Motion Cueing Algorithm Modification for Improved Turbulence Simulation

Atmospheric turbulence cueing produced by flight simulator motion systems has been less than satisfactory because the turbulence profiles have been attenuated by the motion cueing algorithms. Cardullo and Ellor initially addressed this problem by directly porting the turbulence model output to the motion system. Reid and Robinson addressed the problem by employing a parallel aircraft model, which is only stimulated by the turbulence inputs and adding a filter specially designed to pass the higher turbulence frequencies. There have been advances in motion cueing algorithm development at the Man-Machine Systems Laboratory, at SUNY Binghamton. In particular, the system used to generate turbulence cues has been studied. The Reid approach, implemented by Telban and Cardullo, was employed to augment the optimal motion cueing algorithm installed at the NASA LaRC Simulation Laboratory, driving the Visual Motion Simulator.
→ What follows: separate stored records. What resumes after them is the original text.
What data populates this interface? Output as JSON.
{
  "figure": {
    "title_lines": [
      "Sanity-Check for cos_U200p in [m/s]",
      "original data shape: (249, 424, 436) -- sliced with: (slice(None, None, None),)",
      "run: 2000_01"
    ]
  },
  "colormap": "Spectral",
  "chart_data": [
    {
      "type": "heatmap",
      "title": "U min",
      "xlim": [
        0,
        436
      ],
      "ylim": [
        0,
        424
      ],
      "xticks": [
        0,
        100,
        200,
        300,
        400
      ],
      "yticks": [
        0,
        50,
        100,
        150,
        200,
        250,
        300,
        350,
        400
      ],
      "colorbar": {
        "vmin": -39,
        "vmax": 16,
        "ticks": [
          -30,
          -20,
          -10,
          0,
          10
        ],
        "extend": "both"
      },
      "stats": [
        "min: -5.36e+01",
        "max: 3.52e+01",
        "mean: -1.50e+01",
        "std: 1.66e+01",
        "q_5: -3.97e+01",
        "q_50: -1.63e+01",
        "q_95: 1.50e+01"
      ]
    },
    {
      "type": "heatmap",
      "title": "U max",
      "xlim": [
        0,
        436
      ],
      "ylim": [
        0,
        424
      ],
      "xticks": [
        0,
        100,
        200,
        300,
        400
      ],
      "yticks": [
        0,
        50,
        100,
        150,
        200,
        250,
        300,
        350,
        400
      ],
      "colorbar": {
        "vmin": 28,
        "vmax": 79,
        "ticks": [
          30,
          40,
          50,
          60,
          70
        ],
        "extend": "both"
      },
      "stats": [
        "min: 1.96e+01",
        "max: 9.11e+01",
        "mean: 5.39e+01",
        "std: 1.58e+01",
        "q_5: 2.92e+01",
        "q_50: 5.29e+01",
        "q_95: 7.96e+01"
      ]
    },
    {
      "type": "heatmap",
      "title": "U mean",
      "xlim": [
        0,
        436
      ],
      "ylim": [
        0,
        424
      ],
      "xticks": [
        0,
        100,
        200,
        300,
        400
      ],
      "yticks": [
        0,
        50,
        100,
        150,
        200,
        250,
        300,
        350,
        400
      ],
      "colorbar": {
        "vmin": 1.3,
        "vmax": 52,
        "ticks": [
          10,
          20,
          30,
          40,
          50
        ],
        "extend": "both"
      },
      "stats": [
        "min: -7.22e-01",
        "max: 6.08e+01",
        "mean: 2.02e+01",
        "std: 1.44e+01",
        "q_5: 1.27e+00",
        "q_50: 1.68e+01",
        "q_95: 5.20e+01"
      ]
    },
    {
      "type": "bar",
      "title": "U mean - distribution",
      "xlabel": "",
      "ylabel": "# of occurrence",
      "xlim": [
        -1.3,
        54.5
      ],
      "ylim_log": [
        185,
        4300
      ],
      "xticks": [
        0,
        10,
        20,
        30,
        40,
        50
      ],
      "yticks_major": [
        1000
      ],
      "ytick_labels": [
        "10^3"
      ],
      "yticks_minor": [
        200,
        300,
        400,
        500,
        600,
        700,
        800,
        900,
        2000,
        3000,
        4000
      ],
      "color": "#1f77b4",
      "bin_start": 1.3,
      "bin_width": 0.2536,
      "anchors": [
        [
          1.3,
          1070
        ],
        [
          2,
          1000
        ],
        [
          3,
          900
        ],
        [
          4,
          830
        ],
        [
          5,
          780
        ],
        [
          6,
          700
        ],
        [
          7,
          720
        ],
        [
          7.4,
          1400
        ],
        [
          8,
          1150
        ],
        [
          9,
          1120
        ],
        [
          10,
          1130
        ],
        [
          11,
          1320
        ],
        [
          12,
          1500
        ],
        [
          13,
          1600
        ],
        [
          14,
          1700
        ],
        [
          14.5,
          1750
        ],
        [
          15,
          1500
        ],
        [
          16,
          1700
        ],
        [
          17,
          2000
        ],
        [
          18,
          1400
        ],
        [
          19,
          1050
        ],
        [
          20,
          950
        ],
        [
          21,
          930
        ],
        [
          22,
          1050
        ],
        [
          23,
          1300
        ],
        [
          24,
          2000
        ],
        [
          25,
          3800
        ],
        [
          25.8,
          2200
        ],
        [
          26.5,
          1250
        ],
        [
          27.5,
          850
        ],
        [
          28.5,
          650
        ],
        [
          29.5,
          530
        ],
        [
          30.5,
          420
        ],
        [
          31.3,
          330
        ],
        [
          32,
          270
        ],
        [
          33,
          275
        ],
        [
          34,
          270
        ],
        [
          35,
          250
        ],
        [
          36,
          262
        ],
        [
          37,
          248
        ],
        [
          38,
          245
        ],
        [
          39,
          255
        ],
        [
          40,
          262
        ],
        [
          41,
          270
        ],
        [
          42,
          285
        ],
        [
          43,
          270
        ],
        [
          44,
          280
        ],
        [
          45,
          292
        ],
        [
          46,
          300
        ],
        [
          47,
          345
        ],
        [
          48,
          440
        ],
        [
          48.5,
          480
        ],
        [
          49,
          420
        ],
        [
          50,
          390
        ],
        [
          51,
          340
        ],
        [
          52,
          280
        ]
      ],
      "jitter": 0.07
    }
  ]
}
In this implementation, the output of the primary flight channel was added to the output of the turbulence channel and then sent through a non-linear cueing filter. The cueing filter is an adaptive filter; therefore, it is not desirable for the output of the turbulence channel to be augmented by this type of filter. The likelihood of the signal becoming divergent was also an issue in this design. After testing on-site it became apparent that the architecture of the turbulence algorithm was generating unacceptable cues. As mentioned above, this cueing algorithm comprised a filter that was designed to operate at low bandwidth. Therefore, the turbulence was also filtered, augmenting the cues generated by the model. If any filtering is to be done to the turbulence, it will utilize a filter with a much higher bandwidth, above the frequencies produced by the aircraft response to turbulence. The authors have developed an implementation wherein only the signal from the primary flight channel passes through the nonlinear cueing filter. This paper discusses three new algorithms. Testing shows that the new methods provide the pilot with a more realistic sensation of turbulence; the cues are not attenuated by algorithm. Results of offline testing show the credibility of the models. Offline test verification was based primarily on the evaluation of the power spectral density of the outputs and the time response.